Unfortunately, most of the available open-source and commercial Kubernetes security solutions are predominantly focused on the network layer. While this is a crucial aspect of security, these solutions offer limited or even no visibility into the application layer behavior, which is equally vital, especially for business-critical operations. This narrow focus leaves businesses vulnerable to threats that specifically target the application layer, jeopardizing the safety of their data and processes.
What sets our methodology for Kubernetes security apart is our proficiency in synchronizing process, identity, and network activity with a reliable behavioral profile for each application operating on containers. Once this profile is established, users can immediately identify any discrepancies from the profile and implement microsegmentation policies to halt undesired lateral movement. This gives both applications and security teams a consolidated, holistic perspective of application behavior and threat incidents across all environments.

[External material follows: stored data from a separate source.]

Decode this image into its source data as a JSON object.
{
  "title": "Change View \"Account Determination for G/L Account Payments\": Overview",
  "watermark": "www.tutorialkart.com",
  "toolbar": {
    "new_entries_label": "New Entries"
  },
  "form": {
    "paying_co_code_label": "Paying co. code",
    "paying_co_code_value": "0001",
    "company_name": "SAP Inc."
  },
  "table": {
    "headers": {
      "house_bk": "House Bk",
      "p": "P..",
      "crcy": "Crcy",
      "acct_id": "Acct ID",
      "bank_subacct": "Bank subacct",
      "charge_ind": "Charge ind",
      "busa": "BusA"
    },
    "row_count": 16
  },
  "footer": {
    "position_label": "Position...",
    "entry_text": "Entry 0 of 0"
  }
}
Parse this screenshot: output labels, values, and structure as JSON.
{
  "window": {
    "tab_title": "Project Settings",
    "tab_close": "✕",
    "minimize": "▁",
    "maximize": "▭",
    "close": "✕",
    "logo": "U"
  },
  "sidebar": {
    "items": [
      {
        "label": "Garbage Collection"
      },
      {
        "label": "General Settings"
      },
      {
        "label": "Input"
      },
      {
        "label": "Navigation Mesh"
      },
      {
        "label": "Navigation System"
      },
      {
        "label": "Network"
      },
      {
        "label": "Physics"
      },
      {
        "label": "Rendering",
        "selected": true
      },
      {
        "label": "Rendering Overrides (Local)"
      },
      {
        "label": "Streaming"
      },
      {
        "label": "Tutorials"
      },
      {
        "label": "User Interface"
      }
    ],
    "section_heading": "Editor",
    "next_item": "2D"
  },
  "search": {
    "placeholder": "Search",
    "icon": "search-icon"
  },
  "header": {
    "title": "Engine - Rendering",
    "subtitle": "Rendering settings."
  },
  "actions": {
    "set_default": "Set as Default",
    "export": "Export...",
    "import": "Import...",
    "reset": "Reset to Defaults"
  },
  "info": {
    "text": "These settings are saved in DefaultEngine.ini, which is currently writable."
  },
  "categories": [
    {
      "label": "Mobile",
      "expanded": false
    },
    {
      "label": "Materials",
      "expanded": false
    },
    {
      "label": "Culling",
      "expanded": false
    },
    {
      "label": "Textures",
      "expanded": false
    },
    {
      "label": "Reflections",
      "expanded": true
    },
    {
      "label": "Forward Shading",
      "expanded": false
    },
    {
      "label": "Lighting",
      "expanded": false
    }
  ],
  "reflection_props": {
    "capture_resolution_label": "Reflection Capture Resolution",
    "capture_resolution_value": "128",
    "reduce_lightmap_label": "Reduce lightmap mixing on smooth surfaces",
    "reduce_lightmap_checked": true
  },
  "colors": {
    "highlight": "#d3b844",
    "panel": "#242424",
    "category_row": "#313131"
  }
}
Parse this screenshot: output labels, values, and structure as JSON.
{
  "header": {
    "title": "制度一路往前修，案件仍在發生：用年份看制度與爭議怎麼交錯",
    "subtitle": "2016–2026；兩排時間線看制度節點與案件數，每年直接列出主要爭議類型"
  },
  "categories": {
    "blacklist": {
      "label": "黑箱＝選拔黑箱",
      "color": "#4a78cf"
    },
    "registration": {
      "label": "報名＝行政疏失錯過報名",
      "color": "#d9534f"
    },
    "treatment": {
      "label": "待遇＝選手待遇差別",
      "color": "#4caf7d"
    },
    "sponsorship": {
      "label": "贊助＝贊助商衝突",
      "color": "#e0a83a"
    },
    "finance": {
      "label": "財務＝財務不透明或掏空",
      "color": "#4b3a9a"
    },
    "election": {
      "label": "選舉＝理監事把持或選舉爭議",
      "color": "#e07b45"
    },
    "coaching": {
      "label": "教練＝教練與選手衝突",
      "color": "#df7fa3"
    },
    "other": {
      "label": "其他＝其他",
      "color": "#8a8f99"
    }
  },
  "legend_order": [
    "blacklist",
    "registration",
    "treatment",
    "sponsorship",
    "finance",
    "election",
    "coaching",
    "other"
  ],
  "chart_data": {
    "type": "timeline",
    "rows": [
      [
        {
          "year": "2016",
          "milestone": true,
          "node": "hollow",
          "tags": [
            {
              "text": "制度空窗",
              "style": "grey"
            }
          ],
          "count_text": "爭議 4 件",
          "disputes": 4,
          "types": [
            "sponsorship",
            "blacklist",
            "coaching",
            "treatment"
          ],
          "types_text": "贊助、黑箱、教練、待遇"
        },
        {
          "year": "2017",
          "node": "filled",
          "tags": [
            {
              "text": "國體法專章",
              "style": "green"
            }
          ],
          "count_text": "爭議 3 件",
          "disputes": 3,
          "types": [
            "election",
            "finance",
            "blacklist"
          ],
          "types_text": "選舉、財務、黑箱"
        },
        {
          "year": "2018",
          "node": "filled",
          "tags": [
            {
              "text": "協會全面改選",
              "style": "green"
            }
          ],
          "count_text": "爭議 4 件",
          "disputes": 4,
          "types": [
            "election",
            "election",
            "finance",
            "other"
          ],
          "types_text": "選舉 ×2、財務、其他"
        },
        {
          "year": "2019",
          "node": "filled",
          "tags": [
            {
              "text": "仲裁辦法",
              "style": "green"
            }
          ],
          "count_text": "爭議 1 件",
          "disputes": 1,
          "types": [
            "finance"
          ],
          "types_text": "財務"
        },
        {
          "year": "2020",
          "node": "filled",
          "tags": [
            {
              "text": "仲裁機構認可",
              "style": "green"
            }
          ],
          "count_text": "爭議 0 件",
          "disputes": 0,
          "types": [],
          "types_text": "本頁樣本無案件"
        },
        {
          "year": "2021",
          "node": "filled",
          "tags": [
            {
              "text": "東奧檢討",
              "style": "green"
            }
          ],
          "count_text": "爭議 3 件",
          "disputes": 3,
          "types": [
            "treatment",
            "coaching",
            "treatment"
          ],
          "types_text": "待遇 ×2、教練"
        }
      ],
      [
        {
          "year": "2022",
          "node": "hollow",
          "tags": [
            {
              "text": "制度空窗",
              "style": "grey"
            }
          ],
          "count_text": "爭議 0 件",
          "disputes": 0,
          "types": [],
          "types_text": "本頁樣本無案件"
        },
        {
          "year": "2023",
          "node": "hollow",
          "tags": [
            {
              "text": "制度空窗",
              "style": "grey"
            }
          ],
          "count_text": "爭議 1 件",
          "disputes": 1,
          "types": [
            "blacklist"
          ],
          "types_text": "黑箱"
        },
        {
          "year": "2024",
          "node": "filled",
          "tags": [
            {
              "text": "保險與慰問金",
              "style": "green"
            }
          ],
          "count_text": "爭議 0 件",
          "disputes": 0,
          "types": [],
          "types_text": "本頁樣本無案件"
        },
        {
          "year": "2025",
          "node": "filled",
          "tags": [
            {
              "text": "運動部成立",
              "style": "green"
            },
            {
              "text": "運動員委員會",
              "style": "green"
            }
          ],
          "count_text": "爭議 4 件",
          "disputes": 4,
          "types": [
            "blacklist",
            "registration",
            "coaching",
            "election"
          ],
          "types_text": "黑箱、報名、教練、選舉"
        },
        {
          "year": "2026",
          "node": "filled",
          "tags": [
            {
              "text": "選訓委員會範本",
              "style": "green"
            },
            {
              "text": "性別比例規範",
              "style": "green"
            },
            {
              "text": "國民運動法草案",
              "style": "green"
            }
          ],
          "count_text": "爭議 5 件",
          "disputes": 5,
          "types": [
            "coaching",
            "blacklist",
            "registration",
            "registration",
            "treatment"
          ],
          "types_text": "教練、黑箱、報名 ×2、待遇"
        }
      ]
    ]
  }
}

A holistic approach to Kubernetes security
Addressing the pitfalls of Kubernetes cybersecurity requires a comprehensive, holistic approach. Organizations must aim for solutions that provide robust security controls not just for Kubernetes, but also for the other components of their IT infrastructure. This approach should extend beyond the network layer to provide granular visibility and security at the application layer.
In parallel, it’s crucial to streamline management platforms to avoid overloading IT teams. Organizations can reduce operational complexity and overhead by integrating Kubernetes security management into existing platforms.
As Kubernetes continues to expand into commercial deployments, the demand for granular application-layer security and visibility will only grow. Organizations need to consider this as they evaluate and implement Kubernetes security solutions.
While Kubernetes offers significant benefits, navigating its cybersecurity pitfalls effectively is essential. By doing so, organizations can harness the power of Kubernetes while maintaining a robust and holistic security posture.